Tue Sep 6 11:04:36 EDT 2011

On 02.09.2011, at 1:47AM, Russell E. Owen wrote:

>> I've made a pull request 
>> https://github.com/numpy/numpy/pull/144
>> implementing that option as a switch 'prescan'; could you review it in 
>> particular regarding the following:
>> 
>> Is the option reasonably named and documented?
>> 
>> In the case the allocated array does not match the input data (which 
>> really should never happen), right now just a warning is issued, 
>> filling any excess buffer with zeros or discarding remaining input data - 
>> should this rather raise an IndexError?
>> 
>> No prediction if/when I might be able to provide this for genfromtxt, sorry!
>> 
>> Cheers,
>>                                                        Derek
> 
> This looks like a great improvement to me! I think the name is well 
> chosen and the help is very clear.
> 
Thanks for your feedback, just a few quick comments:

> A few comments:
> - Might you rename the variable "l"? It is easily confused with the 
> digit 1.
> - I don't understand the l < n_valid test, so this may be off base, but 
> I'm surprised that you first massage the data and then raise an 
> exception. Is the massaged data any use after the exception is raised? 
> Naively I would expect you to issue a warning instead of raising an 
> exception if you are going to handle the error by massaging the data.
> 
The exception is currently caught right after the loop, which might seem a bit 
illogical, but the idea was to handle both cases in one place (if l > n_valid, 
trying to assign to X[l] will also raise an IndexError, meaning there are data 
left in the input that could not be stored) - so the present version indeed 
just issues a warning for both cases, but that could easily be changed...

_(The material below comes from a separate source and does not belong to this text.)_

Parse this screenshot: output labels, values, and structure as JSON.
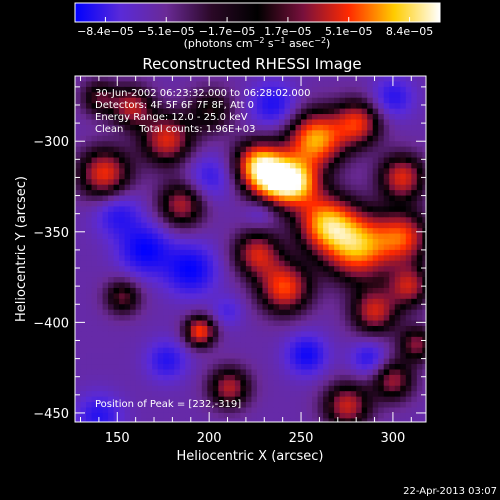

> (It is a pity that your patch duplicates so much parsing code, but I 
> don't see a better way to do it. Putting conditionals in the parsing 
> loop to decide how to handle each line based on prescan would presumably 
> slow things down too much.)

That was my idea behind it - otherwise I would also have considered moving 
it out into its own functions, but as long as the entire code more or less fits into 
one editor window, this did not appear an obstacle to me. 

The main update on the issue is however, that all this is currently on hold 
because some concerns have been raised about not using dynamic resizing 
instead (the extra reading pass would break streamed input), and we have 
been discussing the best way to do this in another thread related to pull request 
https://github.com/numpy/numpy/pull/143 
(which implements similar functionality, plus a lot more, for a genfromtxt-like 
function). So don't be surprised if the loadtxt patch comes back later, in a 
completely revised form…

Cheers,
					Derek
--
----------------------------------------------------------------
Derek Homeier          Centre de Recherche Astrophysique de Lyon
ENS Lyon                                      46, Allée d'Italie
69364 Lyon Cedex 07, France                  +33 1133 47272-8894
----------------------------------------------------------------